Overview
The GCC’s renewable energy transition presents a fascinating paradox: the world’s largest oil and gas producers are also investing billions in solar, wind, green hydrogen, and nuclear energy. Motivations include freeing up hydrocarbons for export by reducing domestic energy consumption, diversifying energy sources, meeting climate commitments, and positioning for a post-fossil-fuel economy. Progress varies significantly across member states, with some leading global benchmarks and others lagging.
Oman’s Position
Oman’s renewable energy sector is at an inflection point. Historically, the Sultanate was a relative latecomer to Gulf renewables, with solar and wind capacity remaining minimal compared to conventional gas-fired generation. However, the green hydrogen strategy has catapulted Oman into global prominence.

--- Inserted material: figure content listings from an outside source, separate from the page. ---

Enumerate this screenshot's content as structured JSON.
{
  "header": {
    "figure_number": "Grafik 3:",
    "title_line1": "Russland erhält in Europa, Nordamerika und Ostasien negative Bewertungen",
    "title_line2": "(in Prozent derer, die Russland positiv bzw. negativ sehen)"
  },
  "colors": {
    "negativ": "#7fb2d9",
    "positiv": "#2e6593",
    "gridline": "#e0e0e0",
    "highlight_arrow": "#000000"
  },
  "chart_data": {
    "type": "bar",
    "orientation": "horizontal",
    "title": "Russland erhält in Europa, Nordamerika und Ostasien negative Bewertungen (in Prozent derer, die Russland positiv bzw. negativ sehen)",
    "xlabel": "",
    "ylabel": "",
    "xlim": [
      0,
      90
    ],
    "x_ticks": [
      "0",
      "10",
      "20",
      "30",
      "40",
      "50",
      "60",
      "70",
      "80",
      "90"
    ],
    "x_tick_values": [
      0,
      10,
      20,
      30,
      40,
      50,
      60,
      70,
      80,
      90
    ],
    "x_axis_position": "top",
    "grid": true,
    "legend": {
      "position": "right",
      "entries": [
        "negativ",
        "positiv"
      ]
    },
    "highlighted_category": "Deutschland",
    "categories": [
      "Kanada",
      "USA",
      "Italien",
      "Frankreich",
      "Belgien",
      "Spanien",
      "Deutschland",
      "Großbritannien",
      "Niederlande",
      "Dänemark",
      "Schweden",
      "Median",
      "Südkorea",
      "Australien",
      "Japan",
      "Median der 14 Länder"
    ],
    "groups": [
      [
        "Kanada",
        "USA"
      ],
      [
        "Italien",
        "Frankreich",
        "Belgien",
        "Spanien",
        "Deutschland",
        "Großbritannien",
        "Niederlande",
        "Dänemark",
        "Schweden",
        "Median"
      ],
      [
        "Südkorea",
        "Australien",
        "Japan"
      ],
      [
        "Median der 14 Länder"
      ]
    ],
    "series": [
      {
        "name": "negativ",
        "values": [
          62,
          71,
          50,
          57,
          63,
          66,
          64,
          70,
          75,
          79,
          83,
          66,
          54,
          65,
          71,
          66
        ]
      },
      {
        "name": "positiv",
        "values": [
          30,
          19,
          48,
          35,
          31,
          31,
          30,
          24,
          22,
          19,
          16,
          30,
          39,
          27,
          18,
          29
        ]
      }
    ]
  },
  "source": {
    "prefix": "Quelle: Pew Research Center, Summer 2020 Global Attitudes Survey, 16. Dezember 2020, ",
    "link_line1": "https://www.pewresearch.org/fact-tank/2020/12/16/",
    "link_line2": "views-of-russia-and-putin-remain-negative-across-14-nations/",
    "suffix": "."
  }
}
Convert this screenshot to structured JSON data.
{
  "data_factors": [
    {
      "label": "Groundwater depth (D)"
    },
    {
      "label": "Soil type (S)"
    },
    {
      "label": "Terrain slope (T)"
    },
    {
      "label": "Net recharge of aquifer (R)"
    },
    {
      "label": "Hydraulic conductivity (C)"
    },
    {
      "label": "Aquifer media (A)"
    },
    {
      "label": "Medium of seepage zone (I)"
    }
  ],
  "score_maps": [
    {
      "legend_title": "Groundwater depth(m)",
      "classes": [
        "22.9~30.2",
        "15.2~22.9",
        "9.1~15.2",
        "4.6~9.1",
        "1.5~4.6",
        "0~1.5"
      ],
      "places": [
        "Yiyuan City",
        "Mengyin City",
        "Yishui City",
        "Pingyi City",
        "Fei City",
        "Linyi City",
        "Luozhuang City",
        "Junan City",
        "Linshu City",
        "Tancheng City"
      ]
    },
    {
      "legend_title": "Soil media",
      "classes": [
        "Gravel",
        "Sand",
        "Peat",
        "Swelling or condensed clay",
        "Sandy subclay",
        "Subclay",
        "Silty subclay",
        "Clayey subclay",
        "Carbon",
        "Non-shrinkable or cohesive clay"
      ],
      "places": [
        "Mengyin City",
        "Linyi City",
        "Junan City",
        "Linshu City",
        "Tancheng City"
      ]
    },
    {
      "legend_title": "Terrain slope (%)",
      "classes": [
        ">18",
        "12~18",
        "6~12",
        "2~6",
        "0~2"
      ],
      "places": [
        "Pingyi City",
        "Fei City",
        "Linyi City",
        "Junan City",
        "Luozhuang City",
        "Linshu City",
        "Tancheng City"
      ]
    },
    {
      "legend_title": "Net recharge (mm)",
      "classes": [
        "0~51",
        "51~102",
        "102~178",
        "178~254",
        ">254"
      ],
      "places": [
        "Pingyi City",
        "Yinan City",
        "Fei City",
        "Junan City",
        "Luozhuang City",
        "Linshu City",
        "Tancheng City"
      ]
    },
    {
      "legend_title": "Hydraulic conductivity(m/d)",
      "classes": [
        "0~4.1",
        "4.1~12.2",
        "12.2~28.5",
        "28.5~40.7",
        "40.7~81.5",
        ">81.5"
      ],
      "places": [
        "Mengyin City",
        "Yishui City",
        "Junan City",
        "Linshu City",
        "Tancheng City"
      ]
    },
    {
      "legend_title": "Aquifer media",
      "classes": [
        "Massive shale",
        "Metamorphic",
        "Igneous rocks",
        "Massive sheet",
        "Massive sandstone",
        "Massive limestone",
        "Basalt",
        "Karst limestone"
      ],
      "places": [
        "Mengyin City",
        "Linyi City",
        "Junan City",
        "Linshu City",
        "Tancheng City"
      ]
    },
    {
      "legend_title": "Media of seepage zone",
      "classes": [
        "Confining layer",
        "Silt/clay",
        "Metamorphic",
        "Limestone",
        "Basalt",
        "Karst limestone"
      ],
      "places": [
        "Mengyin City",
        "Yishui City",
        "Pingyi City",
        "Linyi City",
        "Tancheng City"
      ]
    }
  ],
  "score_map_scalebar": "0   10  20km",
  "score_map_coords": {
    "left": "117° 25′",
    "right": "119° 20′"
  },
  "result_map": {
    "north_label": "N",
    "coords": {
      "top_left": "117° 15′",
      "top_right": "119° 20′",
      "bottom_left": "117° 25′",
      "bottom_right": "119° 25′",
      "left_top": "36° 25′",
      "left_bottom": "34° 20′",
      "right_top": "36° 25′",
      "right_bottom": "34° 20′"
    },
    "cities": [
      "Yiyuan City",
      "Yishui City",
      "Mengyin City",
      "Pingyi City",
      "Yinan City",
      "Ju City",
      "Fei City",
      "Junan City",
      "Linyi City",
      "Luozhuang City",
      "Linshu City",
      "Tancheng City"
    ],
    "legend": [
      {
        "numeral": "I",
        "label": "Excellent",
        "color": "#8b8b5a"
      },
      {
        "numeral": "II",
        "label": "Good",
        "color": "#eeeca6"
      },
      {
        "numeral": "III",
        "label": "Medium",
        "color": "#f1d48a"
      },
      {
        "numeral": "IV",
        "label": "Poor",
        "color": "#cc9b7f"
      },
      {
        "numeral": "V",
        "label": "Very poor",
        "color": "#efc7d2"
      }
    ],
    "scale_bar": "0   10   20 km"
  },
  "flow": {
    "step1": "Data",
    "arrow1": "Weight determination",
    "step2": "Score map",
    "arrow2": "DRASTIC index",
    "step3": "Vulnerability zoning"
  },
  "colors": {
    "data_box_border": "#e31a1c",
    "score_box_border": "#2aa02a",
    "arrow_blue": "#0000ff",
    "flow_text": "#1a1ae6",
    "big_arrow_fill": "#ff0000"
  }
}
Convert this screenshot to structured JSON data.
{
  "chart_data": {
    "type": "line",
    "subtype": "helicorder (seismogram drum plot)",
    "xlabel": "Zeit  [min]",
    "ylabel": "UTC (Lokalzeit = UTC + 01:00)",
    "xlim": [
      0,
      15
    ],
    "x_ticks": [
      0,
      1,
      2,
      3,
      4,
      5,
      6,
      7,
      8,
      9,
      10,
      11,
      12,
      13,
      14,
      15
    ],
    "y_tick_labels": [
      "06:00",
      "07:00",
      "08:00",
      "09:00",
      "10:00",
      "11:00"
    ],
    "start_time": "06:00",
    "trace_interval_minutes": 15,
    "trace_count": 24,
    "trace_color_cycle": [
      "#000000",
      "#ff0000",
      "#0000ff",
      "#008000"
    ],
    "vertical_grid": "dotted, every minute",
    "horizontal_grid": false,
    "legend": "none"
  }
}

The planned green hydrogen projects at Duqm, Salalah, and other locations target production capacity of over one million tonnes per year by 2030. Separately, the Ibri II solar plant (500 MW) and Dhofar wind farm demonstrate growing conventional renewable capacity.
Regional Comparison
The UAE leads the GCC in deployed renewable capacity, with the Al Dhafra solar plant (2 GW), the Barakah nuclear plant (5.6 GW when fully operational), and the Masdar initiative establishing Abu Dhabi as a clean energy hub. Saudi Arabia has announced massive solar and wind ambitions under the National Renewable Energy Programme but deployment has lagged announcements. Qatar and Kuwait have modest programmes. Oman’s green hydrogen focus gives it a distinctive positioning – potentially the GCC’s leading green hydrogen exporter – though solar deployment trails the UAE and Saudi Arabia.
Trajectory
Oman’s Hydrogen Economy Strategy targets the Sultanate becoming a top-five global green hydrogen exporter by 2030. This ambition is supported by excellent solar irradiance, available land, strategic port access, and strong international partnerships (with companies like BP, Shell, ACME, and InterContinental Energy). The Alternative Energy Strategy targets 30 percent renewable electricity by 2030. Execution risk is significant given the infrastructure scale required, but the strategic commitment is clear and represents Oman’s most distinctive diversification play.